NEC is short for Nippon Electrical Company and these machines were known by one and all as “Neck portables”.
They had their limitations. One of the telecommunications Acts of the day prevented us using a better method of transmission on the telephone so, to get around the legal niceties, we had to attach the machine to the acoustic coupler (that’s the item in the bag that looks like a housing for a telephone handpiece).
Once an article was ready for transmission, we would dial a dedicated line at The Canberra Times and await the correct signal that told you that you were connected and ready to hit the transmit button.
You would then connect the coupler to its housing and wait for the green/yellow light to glow to give you the go-ahead.
Then you would hit the F4 or F5 key to begin transmission. This was a most fraught process. You had to be careful not to knock the machine or coupler during transmission because it would halt the whole process and a red light would come on.
You could confirm that the process had stopped by placing a careful ear to the coupler, and the tone would tell you if you were transmitting or not.
If it stopped, you had to disconnect the coupler, hang up and begin the whole process over again.
This also could have drastic consequences. If you hit stop, you could lose the whole file (it happened to me one ACT Australian Football League grand final night and I had to re-punch the whole report back in again as best I could recall from the original transmission and go through the whole process once again).
Similarly, if you hit the wrong key (I can’t remember whether it was the F4 or F5 key), that would bring up a prompt to tell you the file was being “downloaded”.
Back then, the “file to download” prompt actually meant the NEC was erasing all your copy. Even if you immediately hit the stop key, it was too late. All of the article was erased.

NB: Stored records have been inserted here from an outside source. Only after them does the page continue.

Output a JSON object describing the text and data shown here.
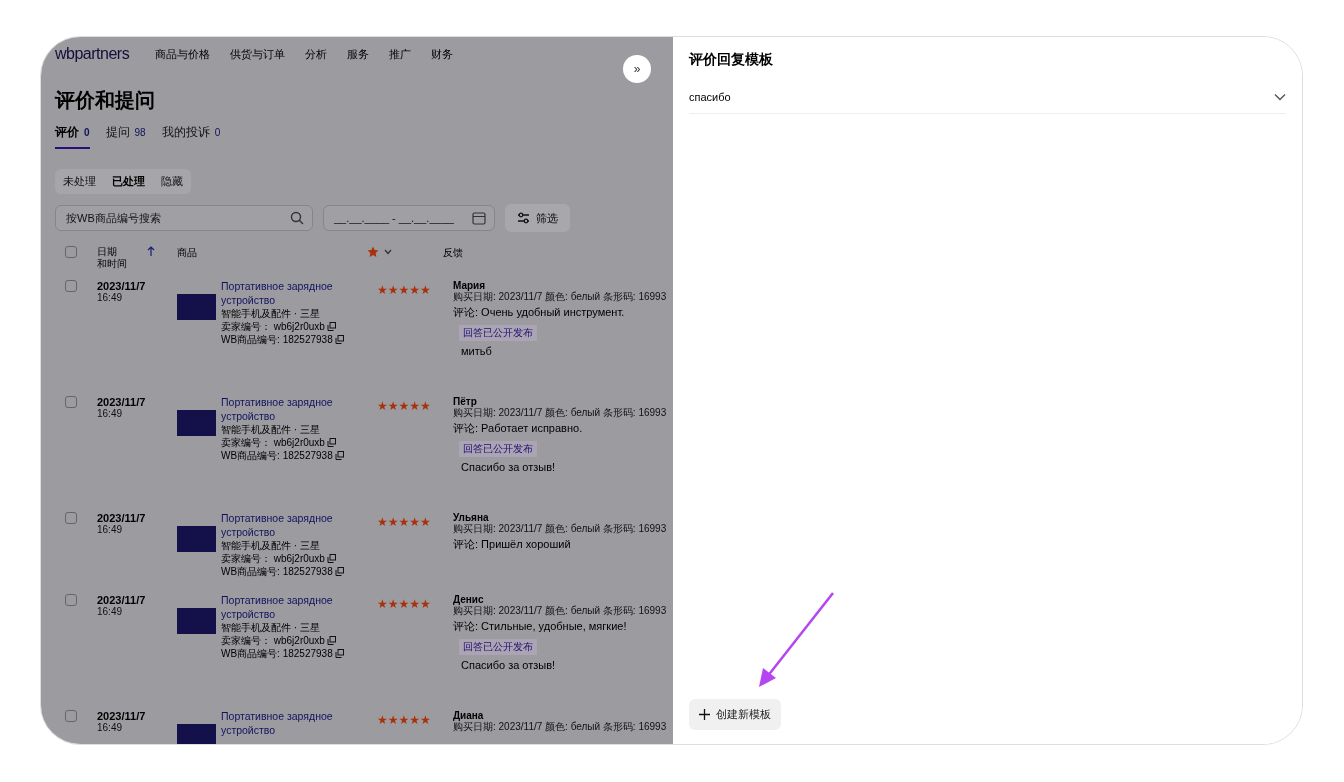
{
  "nav": {
    "logo": "wbpartners",
    "items": [
      "商品与价格",
      "供货与订单",
      "分析",
      "服务",
      "推广",
      "财务"
    ],
    "collapse": "»"
  },
  "page_title": "评价和提问",
  "tabs": [
    {
      "label": "评价",
      "count": "0",
      "selected": true
    },
    {
      "label": "提问",
      "count": "98",
      "selected": false
    },
    {
      "label": "我的投诉",
      "count": "0",
      "selected": false
    }
  ],
  "segments": [
    {
      "label": "未处理",
      "selected": false
    },
    {
      "label": "已处理",
      "selected": true
    },
    {
      "label": "隐藏",
      "selected": false
    }
  ],
  "search": {
    "placeholder": "按WB商品编号搜索"
  },
  "date_range": {
    "placeholder": "__.__.____ - __.__.____"
  },
  "filter_button": "筛选",
  "table": {
    "date_column": [
      "日期",
      "和时间"
    ],
    "columns": [
      "商品",
      "反馈"
    ],
    "select_all_checked": false,
    "rows": [
      {
        "checked": false,
        "date": "2023/11/7",
        "time": "16:49",
        "product": "Портативное зарядное устройство",
        "category": "智能手机及配件 · 三星",
        "seller_code": "卖家编号：  wb6j2r0uxb",
        "wb_code": "WB商品编号: 182527938",
        "stars": 5,
        "name": "Мария",
        "meta": "购买日期: 2023/11/7   颜色: белый   条形码: 16993",
        "comment": "评论: Очень удобный инструмент.",
        "reply_badge": "回答已公开发布",
        "reply": "митьб"
      },
      {
        "checked": false,
        "date": "2023/11/7",
        "time": "16:49",
        "product": "Портативное зарядное устройство",
        "category": "智能手机及配件 · 三星",
        "seller_code": "卖家编号：  wb6j2r0uxb",
        "wb_code": "WB商品编号: 182527938",
        "stars": 5,
        "name": "Пётр",
        "meta": "购买日期: 2023/11/7   颜色: белый   条形码: 16993",
        "comment": "评论: Работает исправно.",
        "reply_badge": "回答已公开发布",
        "reply": "Спасибо за отзыв!"
      },
      {
        "checked": false,
        "date": "2023/11/7",
        "time": "16:49",
        "product": "Портативное зарядное устройство",
        "category": "智能手机及配件 · 三星",
        "seller_code": "卖家编号：  wb6j2r0uxb",
        "wb_code": "WB商品编号: 182527938",
        "stars": 5,
        "name": "Ульяна",
        "meta": "购买日期: 2023/11/7   颜色: белый   条形码: 16993",
        "comment": "评论: Пришёл хороший"
      },
      {
        "checked": false,
        "date": "2023/11/7",
        "time": "16:49",
        "product": "Портативное зарядное устройство",
        "category": "智能手机及配件 · 三星",
        "seller_code": "卖家编号：  wb6j2r0uxb",
        "wb_code": "WB商品编号: 182527938",
        "stars": 5,
        "name": "Денис",
        "meta": "购买日期: 2023/11/7   颜色: белый   条形码: 16993",
        "comment": "评论: Стильные, удобные, мягкие!",
        "reply_badge": "回答已公开发布",
        "reply": "Спасибо за отзыв!"
      },
      {
        "checked": false,
        "date": "2023/11/7",
        "time": "16:49",
        "product": "Портативное зарядное устройство",
        "stars": 5,
        "name": "Диана",
        "meta": "购买日期: 2023/11/7   颜色: белый   条形码: 16993"
      }
    ]
  },
  "drawer": {
    "title": "评价回复模板",
    "templates": [
      {
        "label": "спасибо",
        "expanded": false
      }
    ],
    "create_button": "创建新模板"
  }
}
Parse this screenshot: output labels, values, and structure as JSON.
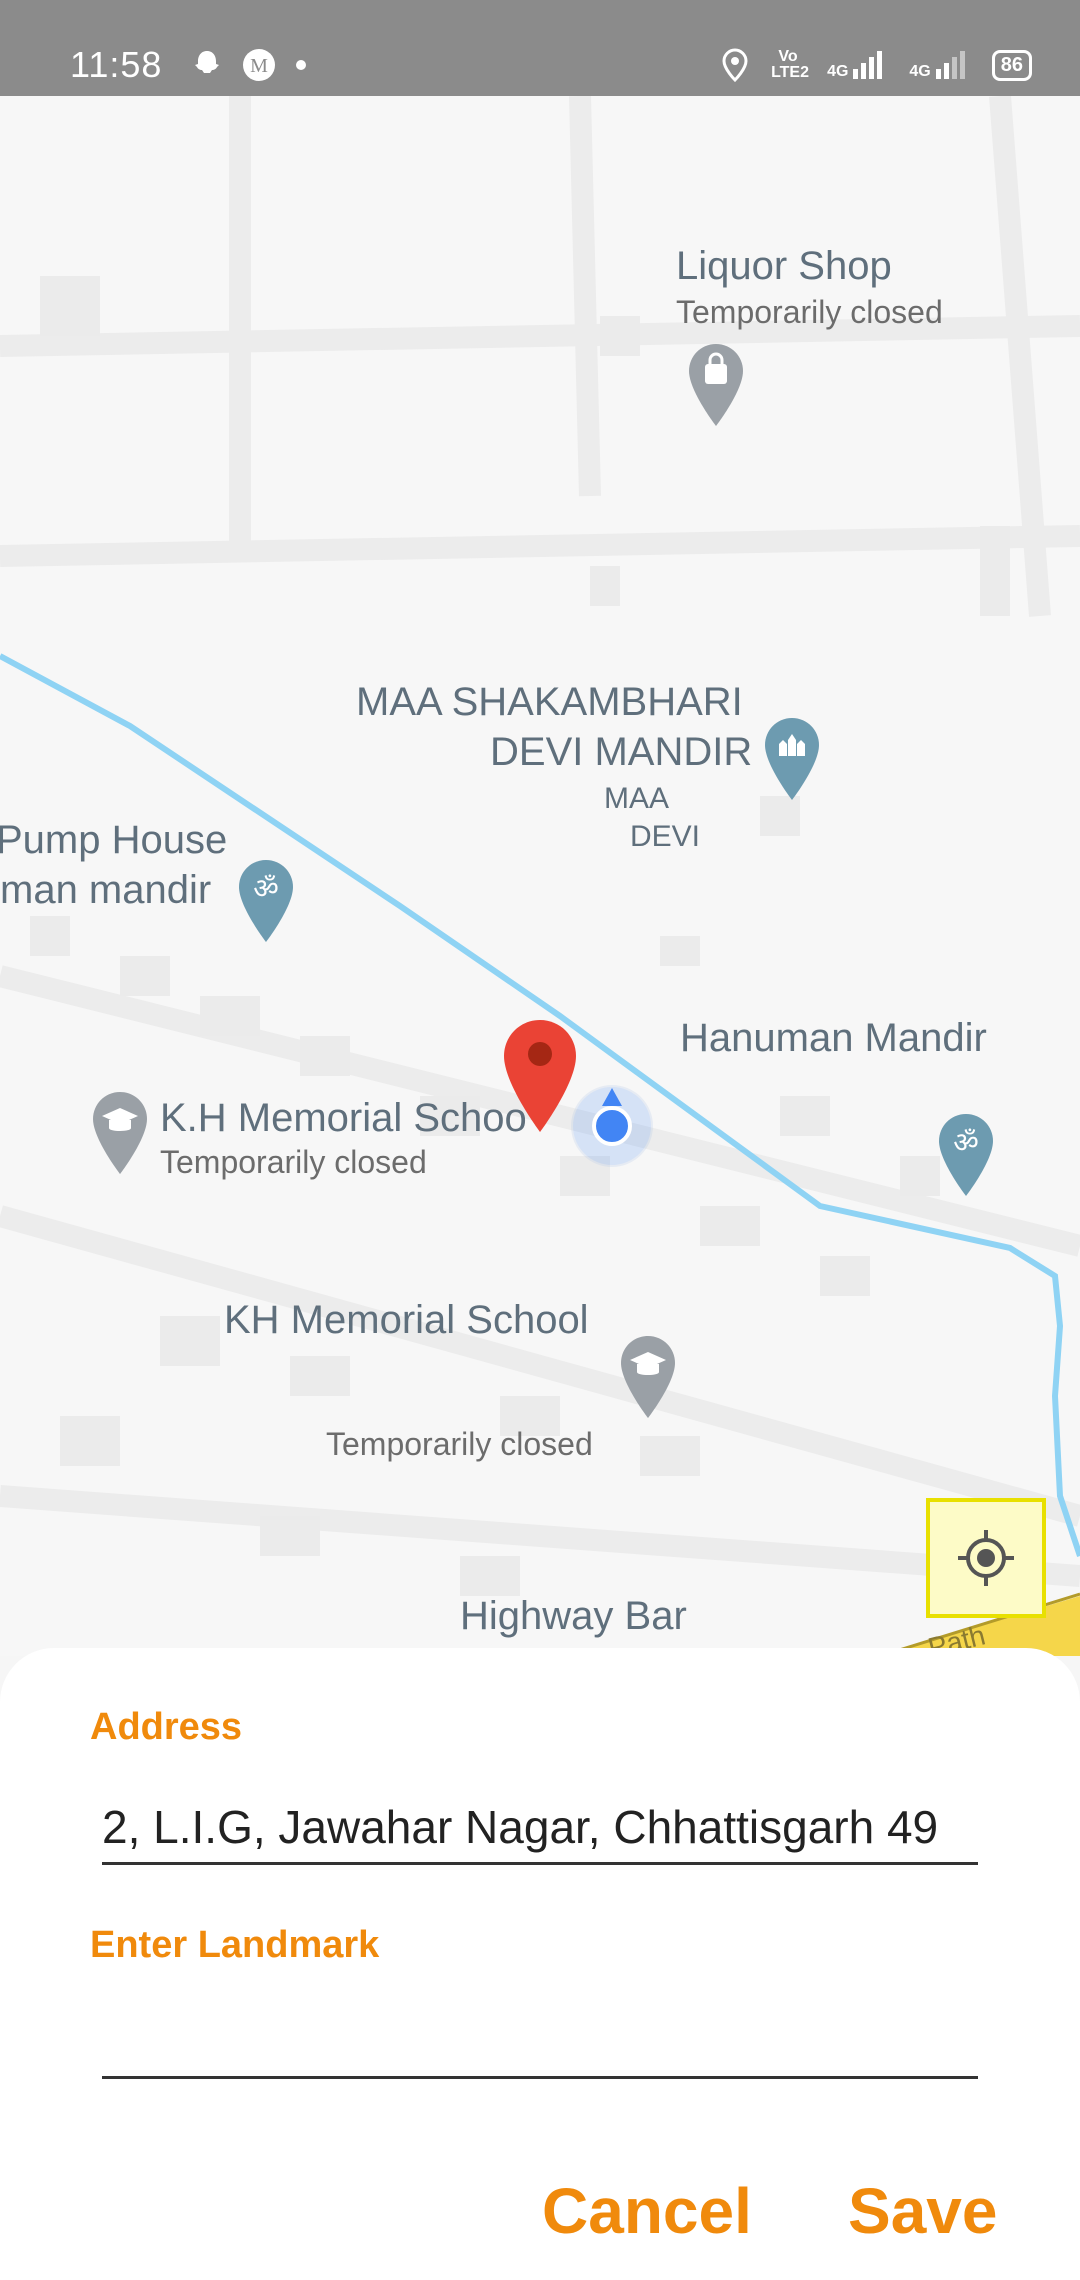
{
  "status_bar": {
    "time": "11:58",
    "volte_label": "Vo LTE2",
    "net1_label": "4G",
    "net2_label": "4G",
    "battery": "86"
  },
  "map": {
    "pois": {
      "liquor_shop": {
        "title": "Liquor Shop",
        "subtitle": "Temporarily closed"
      },
      "maa_mandir": {
        "title_line1": "MAA SHAKAMBHARI",
        "title_line2": "DEVI MANDIR",
        "sub_line1": "MAA",
        "sub_line2": "DEVI"
      },
      "pump_house": {
        "line1": "Pump House",
        "line2": "man mandir"
      },
      "hanuman_mandir": {
        "title": "Hanuman Mandir"
      },
      "kh_school_1": {
        "title": "K.H Memorial Schoo",
        "subtitle": "Temporarily closed"
      },
      "kh_school_2": {
        "title": "KH Memorial School",
        "subtitle": "Temporarily closed"
      },
      "highway_bar": {
        "title": "Highway Bar"
      },
      "road_label": "Path"
    }
  },
  "form": {
    "address_label": "Address",
    "address_value": "2, L.I.G, Jawahar Nagar, Chhattisgarh 49",
    "landmark_label": "Enter Landmark",
    "landmark_value": "",
    "cancel_label": "Cancel",
    "save_label": "Save"
  },
  "colors": {
    "accent": "#f08a0c",
    "statusbar": "#8b8b8b",
    "river": "#8fd3f4",
    "pin_red": "#ea4335",
    "location_blue": "#4285f4",
    "highlight": "#e8e000"
  },
  "icons": [
    "snapchat-icon",
    "gmail-icon",
    "location-status-icon",
    "signal-icon",
    "battery-icon",
    "shopping-bag-pin-icon",
    "temple-pin-icon",
    "om-pin-icon",
    "school-pin-icon",
    "red-map-pin-icon",
    "my-location-dot-icon",
    "gps-target-icon"
  ]
}
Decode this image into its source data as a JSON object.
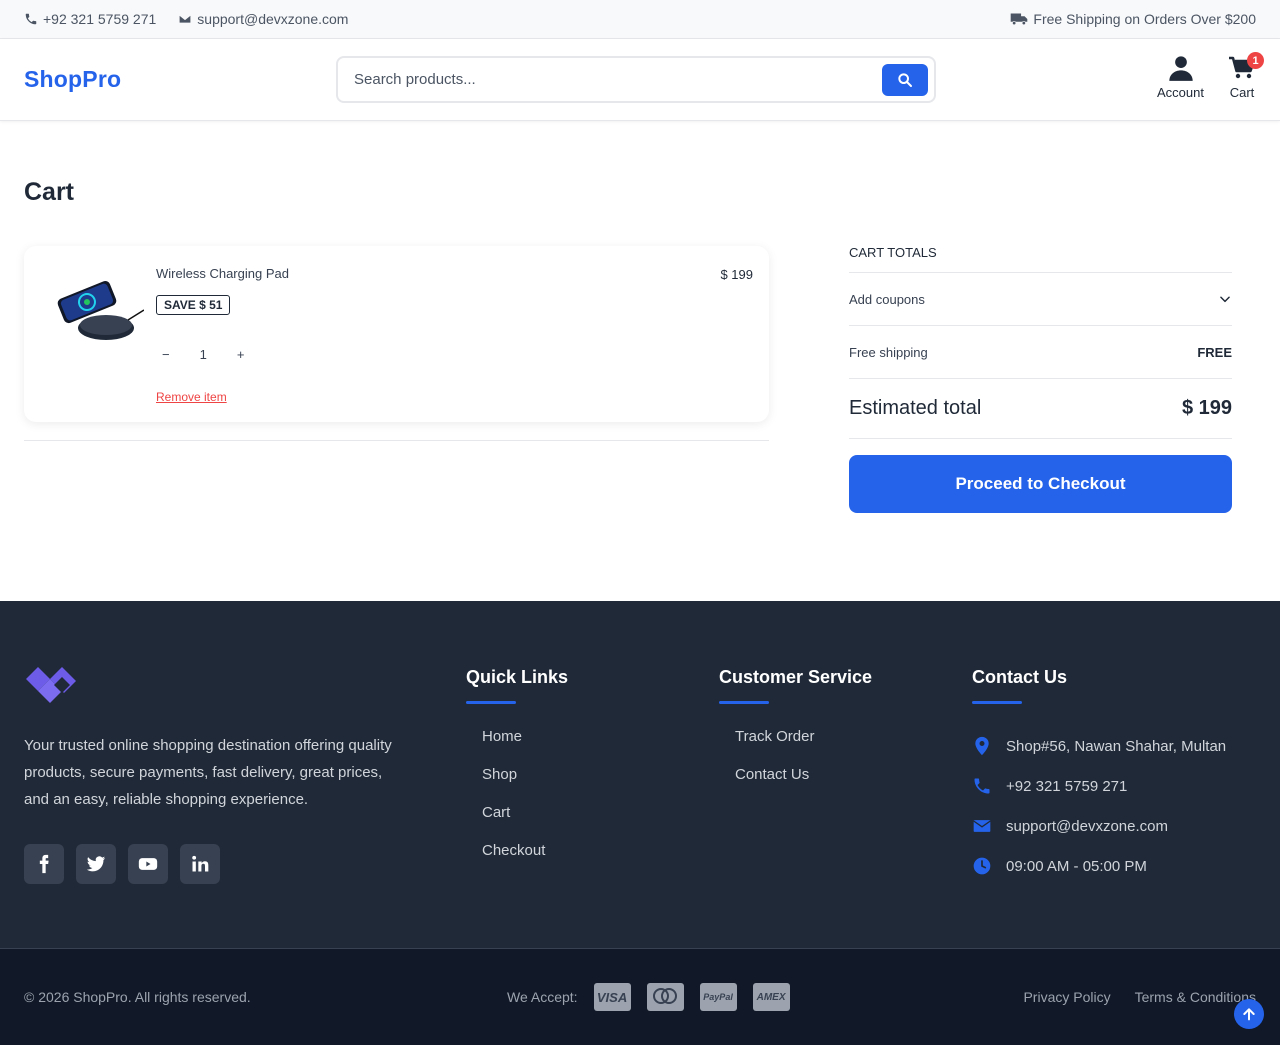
{
  "topbar": {
    "phone": "+92 321 5759 271",
    "email": "support@devxzone.com",
    "shipping": "Free Shipping on Orders Over $200"
  },
  "header": {
    "logo": "ShopPro",
    "search_placeholder": "Search products...",
    "account_label": "Account",
    "cart_label": "Cart",
    "cart_count": "1"
  },
  "cart": {
    "title": "Cart",
    "items": [
      {
        "name": "Wireless Charging Pad",
        "save": "SAVE $ 51",
        "qty": "1",
        "price": "$ 199",
        "remove": "Remove item",
        "decrement": "−",
        "increment": "+"
      }
    ]
  },
  "totals": {
    "title": "CART TOTALS",
    "coupons": "Add coupons",
    "shipping_label": "Free shipping",
    "shipping_value": "FREE",
    "estimated_label": "Estimated total",
    "estimated_value": "$ 199",
    "checkout": "Proceed to Checkout"
  },
  "footer": {
    "about": "Your trusted online shopping destination offering quality products, secure payments, fast delivery, great prices, and an easy, reliable shopping experience.",
    "quick_links": {
      "title": "Quick Links",
      "items": [
        "Home",
        "Shop",
        "Cart",
        "Checkout"
      ]
    },
    "customer_service": {
      "title": "Customer Service",
      "items": [
        "Track Order",
        "Contact Us"
      ]
    },
    "contact": {
      "title": "Contact Us",
      "address": "Shop#56, Nawan Shahar, Multan",
      "phone": "+92 321 5759 271",
      "email": "support@devxzone.com",
      "hours": "09:00 AM - 05:00 PM"
    },
    "socials": [
      "facebook-icon",
      "twitter-icon",
      "youtube-icon",
      "linkedin-icon"
    ]
  },
  "bottom": {
    "copyright": "© 2026 ShopPro. All rights reserved.",
    "accept_label": "We Accept:",
    "cards": [
      "VISA",
      "mastercard",
      "PayPal",
      "AMEX"
    ],
    "privacy": "Privacy Policy",
    "terms": "Terms & Conditions"
  },
  "colors": {
    "accent": "#2563eb",
    "footer_bg": "#1f2937",
    "badge": "#ef4444"
  }
}
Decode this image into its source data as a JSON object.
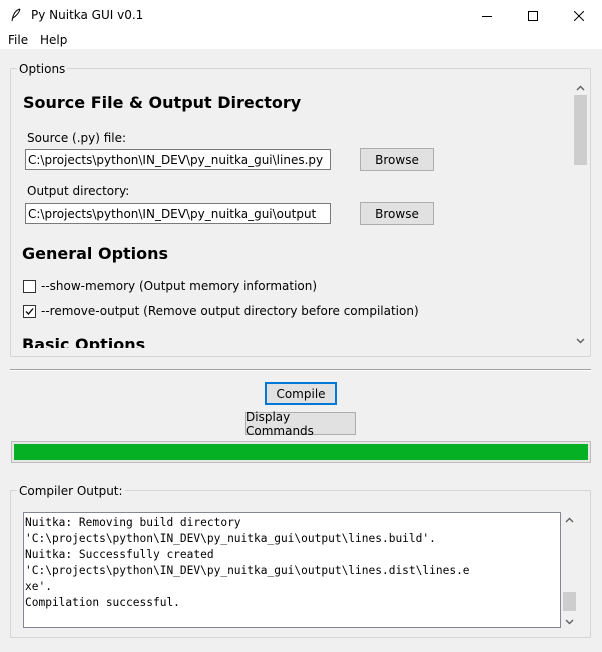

The other possibility was that, even though the machine was carefully set up and not knocked or bumped, and the green light and transmission tone indicated that everything was going fine, it was not necessarily so. When we rang to check that the transmission was received, it sometimes had gone to a part of the computer called “wire fault”. That was much the lesser of two evils because, once we were made aware of this possibility, it was relatively easy to find (the article had arrived safely and in total).
Of course I cannot tell you who, but three members of the sports department of the day also contributed to the Canberra sports pages of Fairfax’s Sunday Sun-Herald in Sydney.
Even though we were all in the same stable, so to speak, some people feared that this was a hanging offence which might have severe consequences for these rogue contributors.
When the NEC portables were introduced, it was quickly discovered that if you changed the parameters of your NEC in settings, you could send your copy by the NEC to The Sun-Herald.
This negated a weekly trip to Old Parliament House with typewritten stories on copy paper, where a Sun telex operator had to punch out a tape and then feed that through their machine to send it on its way to Sydney. A far cry for today’s almost foolproof technology.
In the bag was the machine itself in a brown cover, with a slightly dilapidated acoustic coupler, the rechargeable battery (normal AA batteries could also be used) and an instruction booklet.
Barry Rollings is a former Canberra Times journalist and sub-editor.